Path of Exile 2: Data Breach Apology

Path of Exile developer Grinding Gear Games has issued a sincere apology for a recent security breach stemming from a compromised test Steam account with administrative privileges. This article details the incident and the steps taken to prevent future occurrences.

Over 66 Accounts Compromised

Enhanced Security Measures Promised

Grinding Gear Games' official PoE forum post, "Data Breach Notification," reveals that a hacker exploited a long-standing, test-only Steam account with administrative access to Path of Exile. This account, lacking linked purchases, phone numbers, or addresses, was vulnerable. The attacker successfully impersonated the account owner to Steam support, providing minimal information (email address, account name) and using a VPN to mask their location. They then proceeded to reset passwords on 66 Path of Exile 1 and 2 accounts using internal customer support tools.

Further, the hacker cleverly deleted password change notifications, concealing their actions from affected players. Access to sensitive data, including email addresses, Steam IDs, IP addresses, shipping addresses, unlock codes, transaction histories, and private messages, was gained. This compromised information poses a significant risk to affected users' other online accounts.
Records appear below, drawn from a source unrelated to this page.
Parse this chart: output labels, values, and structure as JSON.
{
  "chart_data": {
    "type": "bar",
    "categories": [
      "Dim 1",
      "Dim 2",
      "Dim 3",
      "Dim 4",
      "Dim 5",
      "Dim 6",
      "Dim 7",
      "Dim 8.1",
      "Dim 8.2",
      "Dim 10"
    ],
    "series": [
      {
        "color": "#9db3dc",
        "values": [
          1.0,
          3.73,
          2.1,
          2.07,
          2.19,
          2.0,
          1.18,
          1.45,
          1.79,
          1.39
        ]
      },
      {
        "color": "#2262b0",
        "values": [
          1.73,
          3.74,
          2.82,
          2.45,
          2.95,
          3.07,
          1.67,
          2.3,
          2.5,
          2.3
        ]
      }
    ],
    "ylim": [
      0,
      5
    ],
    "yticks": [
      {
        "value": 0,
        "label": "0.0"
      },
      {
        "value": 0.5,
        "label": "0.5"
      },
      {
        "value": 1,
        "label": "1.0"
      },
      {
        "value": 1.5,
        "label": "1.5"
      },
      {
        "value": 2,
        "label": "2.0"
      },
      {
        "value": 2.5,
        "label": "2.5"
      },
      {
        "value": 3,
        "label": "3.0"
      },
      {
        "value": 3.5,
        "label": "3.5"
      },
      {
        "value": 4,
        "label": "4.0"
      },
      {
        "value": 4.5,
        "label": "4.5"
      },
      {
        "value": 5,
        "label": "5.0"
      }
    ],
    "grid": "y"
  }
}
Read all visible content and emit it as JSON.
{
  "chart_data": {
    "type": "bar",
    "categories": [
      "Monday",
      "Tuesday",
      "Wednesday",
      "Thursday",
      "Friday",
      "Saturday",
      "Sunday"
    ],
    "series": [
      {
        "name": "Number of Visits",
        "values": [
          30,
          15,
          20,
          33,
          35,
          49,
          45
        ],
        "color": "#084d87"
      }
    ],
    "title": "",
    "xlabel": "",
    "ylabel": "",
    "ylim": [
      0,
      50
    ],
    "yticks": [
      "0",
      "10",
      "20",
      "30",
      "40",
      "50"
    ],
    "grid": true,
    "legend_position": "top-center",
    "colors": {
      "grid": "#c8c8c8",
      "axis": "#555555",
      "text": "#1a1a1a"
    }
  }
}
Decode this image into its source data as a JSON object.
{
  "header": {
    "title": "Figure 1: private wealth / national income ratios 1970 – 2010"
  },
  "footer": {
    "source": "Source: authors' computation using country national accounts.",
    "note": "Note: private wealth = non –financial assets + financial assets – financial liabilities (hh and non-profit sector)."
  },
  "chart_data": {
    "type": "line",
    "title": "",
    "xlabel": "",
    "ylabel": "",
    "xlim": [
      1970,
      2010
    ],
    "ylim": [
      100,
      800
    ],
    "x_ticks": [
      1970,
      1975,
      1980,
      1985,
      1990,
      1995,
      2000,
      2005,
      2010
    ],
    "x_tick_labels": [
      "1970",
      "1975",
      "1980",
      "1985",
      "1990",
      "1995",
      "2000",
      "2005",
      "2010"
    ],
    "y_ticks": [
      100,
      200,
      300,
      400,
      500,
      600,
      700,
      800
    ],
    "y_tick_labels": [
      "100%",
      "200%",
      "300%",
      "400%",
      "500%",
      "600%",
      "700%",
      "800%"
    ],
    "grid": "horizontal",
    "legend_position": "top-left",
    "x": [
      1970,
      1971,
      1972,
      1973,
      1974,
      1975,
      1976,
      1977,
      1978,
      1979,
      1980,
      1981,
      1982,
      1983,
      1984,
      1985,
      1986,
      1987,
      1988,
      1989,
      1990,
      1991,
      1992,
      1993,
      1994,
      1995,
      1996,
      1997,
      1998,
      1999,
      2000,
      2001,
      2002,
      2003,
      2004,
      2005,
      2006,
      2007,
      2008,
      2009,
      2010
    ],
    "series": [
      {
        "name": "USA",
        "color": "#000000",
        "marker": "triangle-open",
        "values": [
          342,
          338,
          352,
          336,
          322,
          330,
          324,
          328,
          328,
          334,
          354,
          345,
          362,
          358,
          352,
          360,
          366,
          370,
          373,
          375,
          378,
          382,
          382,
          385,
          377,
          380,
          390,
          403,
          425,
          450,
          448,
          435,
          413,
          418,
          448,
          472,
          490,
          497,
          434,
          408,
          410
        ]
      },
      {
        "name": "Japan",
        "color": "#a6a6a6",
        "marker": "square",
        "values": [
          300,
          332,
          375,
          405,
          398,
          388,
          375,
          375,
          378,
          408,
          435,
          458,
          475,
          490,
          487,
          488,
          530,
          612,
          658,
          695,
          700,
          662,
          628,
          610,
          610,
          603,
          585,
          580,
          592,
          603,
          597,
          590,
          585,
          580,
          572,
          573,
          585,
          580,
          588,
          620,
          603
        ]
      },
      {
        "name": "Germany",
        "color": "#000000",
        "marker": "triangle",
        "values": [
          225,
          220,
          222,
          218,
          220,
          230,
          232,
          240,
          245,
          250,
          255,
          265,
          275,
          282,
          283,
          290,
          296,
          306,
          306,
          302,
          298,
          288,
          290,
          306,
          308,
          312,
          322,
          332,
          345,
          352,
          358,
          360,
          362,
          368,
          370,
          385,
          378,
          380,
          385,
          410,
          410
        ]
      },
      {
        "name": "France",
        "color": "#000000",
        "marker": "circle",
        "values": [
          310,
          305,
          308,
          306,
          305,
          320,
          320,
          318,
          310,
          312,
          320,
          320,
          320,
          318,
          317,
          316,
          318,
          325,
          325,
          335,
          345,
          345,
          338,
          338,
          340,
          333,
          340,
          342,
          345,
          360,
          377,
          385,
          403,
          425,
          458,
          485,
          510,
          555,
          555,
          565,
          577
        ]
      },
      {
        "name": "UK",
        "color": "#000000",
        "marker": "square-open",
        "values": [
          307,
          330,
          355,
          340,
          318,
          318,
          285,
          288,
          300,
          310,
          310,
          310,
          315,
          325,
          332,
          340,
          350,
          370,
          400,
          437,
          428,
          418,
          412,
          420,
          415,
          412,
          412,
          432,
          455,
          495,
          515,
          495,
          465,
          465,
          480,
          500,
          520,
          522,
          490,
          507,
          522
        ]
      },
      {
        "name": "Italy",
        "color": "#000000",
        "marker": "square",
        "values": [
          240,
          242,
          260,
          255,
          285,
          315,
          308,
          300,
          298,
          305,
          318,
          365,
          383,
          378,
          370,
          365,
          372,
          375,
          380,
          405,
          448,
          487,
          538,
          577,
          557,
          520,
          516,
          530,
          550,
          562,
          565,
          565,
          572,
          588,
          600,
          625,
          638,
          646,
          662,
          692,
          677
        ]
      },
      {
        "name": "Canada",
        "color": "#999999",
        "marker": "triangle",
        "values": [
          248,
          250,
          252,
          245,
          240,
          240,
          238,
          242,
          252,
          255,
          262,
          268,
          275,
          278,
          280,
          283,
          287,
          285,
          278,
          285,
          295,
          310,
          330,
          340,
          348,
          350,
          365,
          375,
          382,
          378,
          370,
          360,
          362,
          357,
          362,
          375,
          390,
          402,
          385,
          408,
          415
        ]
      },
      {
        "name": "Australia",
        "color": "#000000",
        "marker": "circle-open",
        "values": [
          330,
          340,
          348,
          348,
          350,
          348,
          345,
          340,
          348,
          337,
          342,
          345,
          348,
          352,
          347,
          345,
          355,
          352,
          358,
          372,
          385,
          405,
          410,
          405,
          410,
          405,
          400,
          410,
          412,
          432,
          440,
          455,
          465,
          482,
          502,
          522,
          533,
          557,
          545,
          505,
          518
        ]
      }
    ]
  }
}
The developer's statement concludes with a commitment to improved security: "We have taken steps to ensure that there are more security measures around admin accounts so that this cannot happen again. No 3rd party accounts are allowed to be linked to any staff accounts and we have added significantly more stringent IP restrictions. We are incredibly sorry for this lapse in security. The measures taken to secure the admin website really should have already been in place and in the future we will be taking even more steps to make sure that this kind of issue never occurs again."

Forum responses highlight player appreciation for the developer's transparency while also urging the implementation of two-factor authentication (2FA) for enhanced account security. While the timeline for 2FA implementation remains unclear, players are advised to change their passwords and remain vigilant about their account information.